By stressing unilateralism over cooperation, preemption over prevention, and firepower over staying power, the Bush administration has alienated the United States' natural allies and disengaged from many of the world's most pressing problems. To restore U.S. global standing--which is essential in checking the spread of lethal weapons and winning the war on terrorism--the next Democratic president must recognize the obvious: that means are as important as ends.

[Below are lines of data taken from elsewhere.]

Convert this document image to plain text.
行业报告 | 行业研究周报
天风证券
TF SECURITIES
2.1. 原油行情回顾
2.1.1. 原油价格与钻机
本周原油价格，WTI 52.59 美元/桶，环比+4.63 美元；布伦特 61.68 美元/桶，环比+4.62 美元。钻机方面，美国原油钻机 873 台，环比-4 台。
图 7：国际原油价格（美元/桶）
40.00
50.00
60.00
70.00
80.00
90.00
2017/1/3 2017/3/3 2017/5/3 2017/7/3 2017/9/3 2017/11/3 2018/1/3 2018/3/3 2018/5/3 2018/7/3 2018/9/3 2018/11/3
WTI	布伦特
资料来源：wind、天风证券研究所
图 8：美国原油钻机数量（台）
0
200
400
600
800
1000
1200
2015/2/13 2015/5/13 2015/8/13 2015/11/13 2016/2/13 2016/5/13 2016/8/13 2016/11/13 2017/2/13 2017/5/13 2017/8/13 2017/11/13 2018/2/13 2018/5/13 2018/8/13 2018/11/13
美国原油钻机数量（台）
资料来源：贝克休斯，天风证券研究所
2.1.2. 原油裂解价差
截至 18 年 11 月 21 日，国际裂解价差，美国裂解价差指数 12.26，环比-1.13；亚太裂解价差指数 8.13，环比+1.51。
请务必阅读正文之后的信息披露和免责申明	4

Samuel R. Berger served as National Security Adviser to President Bill Clinton from 1997 to 2001 and is Chairman of Stonebridge International, LLC.

Editor's note:

This is the second in a series of commissioned essays on foreign policy concerns for the next president. A Republican view is scheduled for the July/August issue.

FALL FROM GRACE

Speaking before the National Endowment for Democracy last fall, President George W. Bush delivered an important statement of American purpose. He rightly argued that the United States has an interest in political freedom in Muslim countries, because the absence of freedom denies people peaceful avenues for expressing dissent and thus drives them toward shadowy, violent alternatives. He fairly criticized past administrations for having been too tolerant of authoritarian Arab regimes. And he committed the United States to the difficult but vital task of supporting more open and democratic societies in the Middle East.

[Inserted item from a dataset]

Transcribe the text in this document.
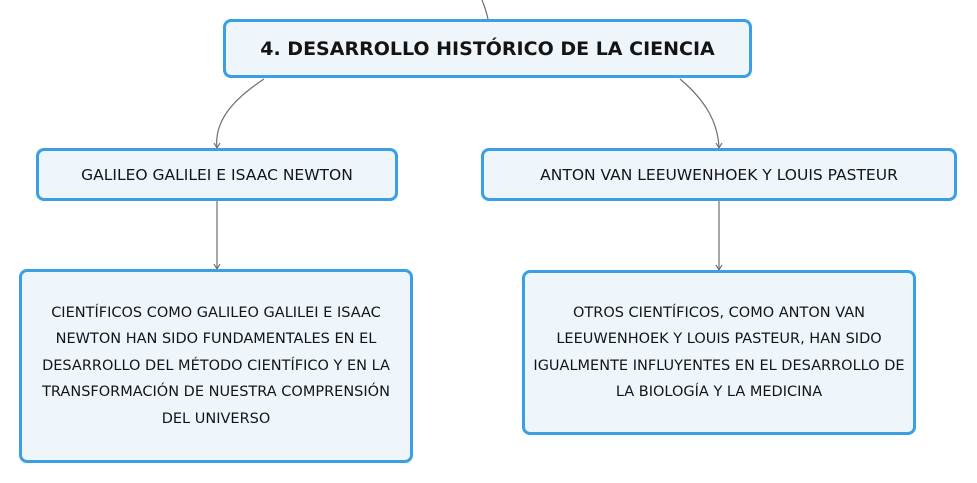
4. DESARROLLO HISTÓRICO DE LA CIENCIA
GALILEO GALILEI E ISAAC NEWTON	ANTON VAN LEEUWENHOEK Y LOUIS PASTEUR
CIENTÍFICOS COMO GALILEO GALILEI E ISAAC NEWTON HAN SIDO FUNDAMENTALES EN EL DESARROLLO DEL MÉTODO CIENTÍFICO Y EN LA TRANSFORMACIÓN DE NUESTRA COMPRENSIÓN DEL UNIVERSO
OTROS CIENTÍFICOS, COMO ANTON VAN LEEUWENHOEK Y LOUIS PASTEUR, HAN SIDO IGUALMENTE INFLUYENTES EN EL DESARROLLO DE LA BIOLOGÍA Y LA MEDICINA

But with few exceptions, the democratic activists, politicians, journalists, and intellectuals in the Muslim world -- our natural partners in this effort -- met President Bush's speech with skepticism, even disdain. Across the Middle East, his words did little to improve popular perceptions of the United States and its intentions.

The problem is not that Arabs reject the president's message. According to recent surveys of the region by the Pew Research Center for the People and the Press, significant majorities of people from Morocco to Jordan to Pakistan are democrats: they say they want to live in societies where leaders are freely elected, where free speech is protected, and where the rule of law is respected. Yet paradoxically, equally large majorities in the very same countries now insist that they do not "like American ideas about democracy."

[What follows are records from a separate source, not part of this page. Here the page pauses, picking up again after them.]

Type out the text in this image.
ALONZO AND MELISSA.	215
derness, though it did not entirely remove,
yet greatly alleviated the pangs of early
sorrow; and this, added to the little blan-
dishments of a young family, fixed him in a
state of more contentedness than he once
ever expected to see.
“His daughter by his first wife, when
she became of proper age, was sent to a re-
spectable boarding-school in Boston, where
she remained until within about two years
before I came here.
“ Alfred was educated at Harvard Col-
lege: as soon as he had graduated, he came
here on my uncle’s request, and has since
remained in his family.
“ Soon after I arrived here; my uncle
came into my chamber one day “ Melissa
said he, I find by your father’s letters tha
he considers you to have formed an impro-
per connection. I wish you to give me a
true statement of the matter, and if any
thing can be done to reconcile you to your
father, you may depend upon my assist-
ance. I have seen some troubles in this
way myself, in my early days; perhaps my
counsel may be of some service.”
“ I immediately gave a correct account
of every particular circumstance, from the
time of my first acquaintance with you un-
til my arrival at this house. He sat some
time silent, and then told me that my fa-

Similar contradictions abound in other parts of the world. Washington is committed to defending South Korea if war breaks out on the Korean Peninsula, yet growing numbers of young South Koreans see the United States as a greater threat to security than North Korea. We are waging a war on terrorism that is as vital to Europe's security as to our own, yet increasing numbers of Europeans associate it with self-interested American power and therefore press their leaders to reject it.